Keeping track of a persistent online world in the DB

Started by
1 comment, last by Kylotan 16 years, 6 months ago
In game like an MMO, it's very important to keep the DB up to date with the state of the world and the players. But I assume a game would not work directly with the DB, but keep an in-memory representation of the world, for performance reasons? So how can a DB be kept in synch with the game in a way that allows requests made to the server to return very quickly, without waiting for DB calls to be made? I thought perhaps all DB updates might be queued for a separate thread to take care of - when a request comes in the in-memory version is updated and a query queued to update the DB accordingly. This must be a standard problem all MMOs and many online applications face - is there a standard obvious solution I just didn't see yet? Or perhaps it is a complicated problem and there are some articles on it I might read?
Advertisement
It's the same problem as maintaining consistency with a cache/memory or memory/disk...look up the principles and you can basically just apply them.
Quote:Original post by d000hg
In game like an MMO, it's very important to keep the DB up to date with the state of the world and the players. But I assume a game would not work directly with the DB, but keep an in-memory representation of the world, for performance reasons? So how can a DB be kept in synch with the game in a way that allows requests made to the server to return very quickly, without waiting for DB calls to be made?


There's no easy solution. We discussed something similar on the Multiplayer forum recently - look for a thread I started about Load Balancing, a month or so ago I think.
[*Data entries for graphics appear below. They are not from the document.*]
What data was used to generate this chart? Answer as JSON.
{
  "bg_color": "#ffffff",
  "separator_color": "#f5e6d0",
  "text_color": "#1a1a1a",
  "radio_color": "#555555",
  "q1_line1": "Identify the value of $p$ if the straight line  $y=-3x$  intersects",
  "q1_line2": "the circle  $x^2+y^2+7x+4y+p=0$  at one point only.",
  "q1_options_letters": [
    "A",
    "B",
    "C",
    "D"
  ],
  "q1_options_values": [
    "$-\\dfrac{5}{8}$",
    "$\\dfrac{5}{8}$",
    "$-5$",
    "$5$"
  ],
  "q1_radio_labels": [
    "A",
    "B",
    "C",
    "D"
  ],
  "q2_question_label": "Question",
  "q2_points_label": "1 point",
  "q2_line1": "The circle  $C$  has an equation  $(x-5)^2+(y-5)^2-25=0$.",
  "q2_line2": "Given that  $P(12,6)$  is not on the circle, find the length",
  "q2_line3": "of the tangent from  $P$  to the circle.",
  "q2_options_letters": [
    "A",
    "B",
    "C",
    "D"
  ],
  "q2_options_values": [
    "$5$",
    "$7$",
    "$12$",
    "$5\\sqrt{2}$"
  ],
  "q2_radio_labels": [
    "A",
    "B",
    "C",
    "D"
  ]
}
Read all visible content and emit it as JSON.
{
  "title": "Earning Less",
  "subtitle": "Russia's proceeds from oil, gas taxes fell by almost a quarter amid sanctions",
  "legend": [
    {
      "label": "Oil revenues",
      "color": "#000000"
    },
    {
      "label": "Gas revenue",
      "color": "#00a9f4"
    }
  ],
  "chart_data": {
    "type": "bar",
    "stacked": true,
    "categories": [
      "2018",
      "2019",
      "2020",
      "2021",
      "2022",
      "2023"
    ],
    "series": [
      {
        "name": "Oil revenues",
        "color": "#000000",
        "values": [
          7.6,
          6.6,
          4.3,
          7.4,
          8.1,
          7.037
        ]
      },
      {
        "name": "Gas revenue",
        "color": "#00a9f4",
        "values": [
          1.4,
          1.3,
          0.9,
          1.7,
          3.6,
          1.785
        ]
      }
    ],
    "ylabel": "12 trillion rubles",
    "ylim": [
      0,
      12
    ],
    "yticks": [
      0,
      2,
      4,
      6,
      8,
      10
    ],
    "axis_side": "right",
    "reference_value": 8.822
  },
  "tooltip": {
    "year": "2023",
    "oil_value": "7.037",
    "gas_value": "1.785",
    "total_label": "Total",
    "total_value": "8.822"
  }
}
But basically the options are like these:

1) Just use a cache in the traditional manner, as yahastu says. Great for reads, great for updates if you have a reliable system (including a backup power source!) You may find that you hit the DB infrequently enough that it's not a problem, or that judicious query optimisation and indexing helps enough. Caches are not so great if you're distributed, because you may need to keep multiple servers or databases in sync, and worry about race conditions while doing so. Technologies like memcached and MySQL replication already address some of these issues.

2) Separate state into that you need to keep consistent and that you don't. eg. Trade transactions will read from the DB directly because it's imperative that they're done accurately, whereas player movement can just be read from a cache. It doesn't matter if the database isn't kept up to date with the cache at all times because player position is not a critical factor. You can just update it in a background thread. If enough of your requests just hit the 'inconsistent' cache, you can probably afford for the critical requests to take a while.

3) Stop expecting requests to the server to return very quickly. :) There's network latency anyway, so what's a few extra milliseconds? Run any request that hits the DB in a background thread or a coroutine, and let it return when it's ready. As long as you're able to switch to something else, and are never wasting CPU time doing nothing but waiting for the DB, it's all good. It's just awkward to program such a model in C++, generally. Note also that you may need to check for dependencies between requests so that actions on a single entity are effectively pipelined and state is kept consistent.

Quote:I thought perhaps all DB updates might be queued for a separate thread to take care of - when a request comes in the in-memory version is updated and a query queued to update the DB accordingly.


Works great, except when the DB update is some thing like "deduct adventurer's last 1000 gold", and the adventurer quickly clicks the "buy something for 1000 gold" button that resolves first, because reading gold from the cache is quicker. That's why you need something to examine the requests as they come in and manage them.

Quote:This must be a standard problem all MMOs and many online applications face - is there a standard obvious solution I just didn't see yet? Or perhaps it is a complicated problem and there are some articles on it I might read?


Yeah, it's a standard problem, no, there's no standard obvious solution, and yeah, it's complicated. :)

This topic is closed to new replies.